Gerald, qu’est-ce qui se passe du côté des communautés hassidiques ?
Elles sont très touchées dans plusieurs quartiers, notamment Outremont, le Mile-End et Boisbriand où ont eu lieu, avant que la pandémie ne soit visible, plusieurs évènements religieux et communautaires et où étaient présents des hassidim de New York. C’est ce qui explique le pourcentage plus élevé de de personnes contaminés dans cette communauté.
Qu’est-ce qui explique cette situation ?
Les familles sont nombreuses, souvent entassées dans des logements avec 5, 6 ou 8 personnes. Les hassidim ont une riche vie communautaire (mariages, funérailles, fêtes religieuses, etc.). L‘idée de rester chacun chez soi ne fait pas partie de leur tradition. Cela facilite la contagion.
Comment vivent-ils la pandémie ?
L’esprit communautaire fait en sorte que personne n’est abandonné. On prend soin, on s’informe, on respecte les consignes. Dans ma clinique, les médecins sont aux aguets, avec l’appui d’étudiants bénévoles de l’Université McGill (qui parlent le yiddish ou l’hébreu). Ils informent les patients des aspects pratique de l’hygiène et de la distanciation sociale et de la quarantaine. Les rabbins se concertent. Ils nous rencontrent sans hésitation pour s’informer des institutions de santé publique.

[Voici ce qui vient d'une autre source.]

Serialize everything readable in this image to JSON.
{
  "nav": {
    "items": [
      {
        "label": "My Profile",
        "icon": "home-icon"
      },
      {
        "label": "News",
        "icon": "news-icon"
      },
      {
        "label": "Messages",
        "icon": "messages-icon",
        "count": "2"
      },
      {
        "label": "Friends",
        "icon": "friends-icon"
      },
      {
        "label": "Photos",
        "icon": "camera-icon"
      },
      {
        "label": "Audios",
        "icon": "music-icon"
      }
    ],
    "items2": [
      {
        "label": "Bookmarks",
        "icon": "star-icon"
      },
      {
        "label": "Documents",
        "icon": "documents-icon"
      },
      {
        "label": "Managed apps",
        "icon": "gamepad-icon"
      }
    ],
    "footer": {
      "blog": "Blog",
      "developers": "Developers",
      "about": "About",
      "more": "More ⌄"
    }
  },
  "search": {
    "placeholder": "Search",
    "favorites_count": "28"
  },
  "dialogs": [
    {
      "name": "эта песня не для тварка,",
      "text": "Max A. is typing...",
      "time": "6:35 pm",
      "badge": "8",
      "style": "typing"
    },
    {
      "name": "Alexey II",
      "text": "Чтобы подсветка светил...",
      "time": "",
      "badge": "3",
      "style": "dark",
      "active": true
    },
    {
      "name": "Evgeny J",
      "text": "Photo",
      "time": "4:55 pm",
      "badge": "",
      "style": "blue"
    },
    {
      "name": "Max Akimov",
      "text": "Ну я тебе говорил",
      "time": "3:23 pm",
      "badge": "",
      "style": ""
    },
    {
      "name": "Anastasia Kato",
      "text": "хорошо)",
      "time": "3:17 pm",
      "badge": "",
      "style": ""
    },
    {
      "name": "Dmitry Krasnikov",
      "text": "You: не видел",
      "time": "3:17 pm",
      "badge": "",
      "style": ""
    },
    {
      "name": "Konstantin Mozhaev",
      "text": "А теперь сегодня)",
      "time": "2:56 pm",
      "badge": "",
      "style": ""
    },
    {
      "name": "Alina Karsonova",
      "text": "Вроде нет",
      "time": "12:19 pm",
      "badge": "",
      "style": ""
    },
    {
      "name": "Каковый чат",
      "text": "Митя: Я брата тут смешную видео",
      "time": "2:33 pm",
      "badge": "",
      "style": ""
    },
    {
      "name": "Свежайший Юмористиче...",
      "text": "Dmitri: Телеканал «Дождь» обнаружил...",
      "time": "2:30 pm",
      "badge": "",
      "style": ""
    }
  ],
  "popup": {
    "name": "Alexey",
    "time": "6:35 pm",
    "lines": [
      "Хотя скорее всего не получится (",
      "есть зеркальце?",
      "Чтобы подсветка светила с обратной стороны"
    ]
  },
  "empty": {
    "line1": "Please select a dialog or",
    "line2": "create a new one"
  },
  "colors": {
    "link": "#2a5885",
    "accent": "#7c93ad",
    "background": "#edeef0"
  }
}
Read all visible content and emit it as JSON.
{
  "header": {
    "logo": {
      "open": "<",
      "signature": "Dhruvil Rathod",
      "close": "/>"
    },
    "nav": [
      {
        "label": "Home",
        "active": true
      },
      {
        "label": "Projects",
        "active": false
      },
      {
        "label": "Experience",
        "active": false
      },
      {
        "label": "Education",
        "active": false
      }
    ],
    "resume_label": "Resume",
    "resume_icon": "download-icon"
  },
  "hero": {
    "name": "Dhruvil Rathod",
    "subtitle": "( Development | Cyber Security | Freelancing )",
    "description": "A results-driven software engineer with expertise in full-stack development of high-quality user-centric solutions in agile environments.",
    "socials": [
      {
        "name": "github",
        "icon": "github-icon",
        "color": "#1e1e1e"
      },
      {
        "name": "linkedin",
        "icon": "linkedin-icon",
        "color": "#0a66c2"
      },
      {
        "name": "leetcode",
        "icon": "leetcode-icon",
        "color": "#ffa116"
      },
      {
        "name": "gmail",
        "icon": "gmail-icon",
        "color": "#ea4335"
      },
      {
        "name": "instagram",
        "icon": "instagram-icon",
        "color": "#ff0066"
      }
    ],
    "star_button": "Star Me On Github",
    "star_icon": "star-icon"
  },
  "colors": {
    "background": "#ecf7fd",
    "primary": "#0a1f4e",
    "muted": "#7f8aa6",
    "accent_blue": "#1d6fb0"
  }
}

Est-ce que le dépistage peut aider ?
Le niveau de dépistage par examen de laboratoire reste limité. Si par le questionnaire, nous constatons qu’une diagnostic de Covid-19 est probable (présence des symptômes, contact avec un membre de la famille déjà diagnostiquée), on peut assumer la présence du virus sans passer par le test microbiologique. En passant, étant donné un taux de fausse négativité de 20-25 %, le dépistage a l’effet pervers de créer un faux sentiment de sécurité, comme si le fait de ne pas être diagnostiqué pouvait protéger la personne. Je préfère penser que la force du tissu communautaire, qui incite les gens à respecter les consignes (en dehors d’un esprit de « surveillance »), est plus importante.
À quoi tu t’attends ?
Un vaccin efficace n’est pas pour demain. On ne sait pas ce qui est le plus efficace, entre l’enfermement comme on a vu à Wuhan, ou le dépistage de masse comme en Corée du Sud. Entre-temps, la pandémie va faire des ravages, même au Québec où on a encore un système de santé publique qui tient le coup. Il y aura des choix difficiles, et au pire, encore plus de « triage » pour se concentrer sur les patients qui ont une chance de s’en sortir. Citoyen-nes, professionnel-les de la santé, leaders politiques, tous doivent travailler ensemble pour qu’on n’en arrive pas là.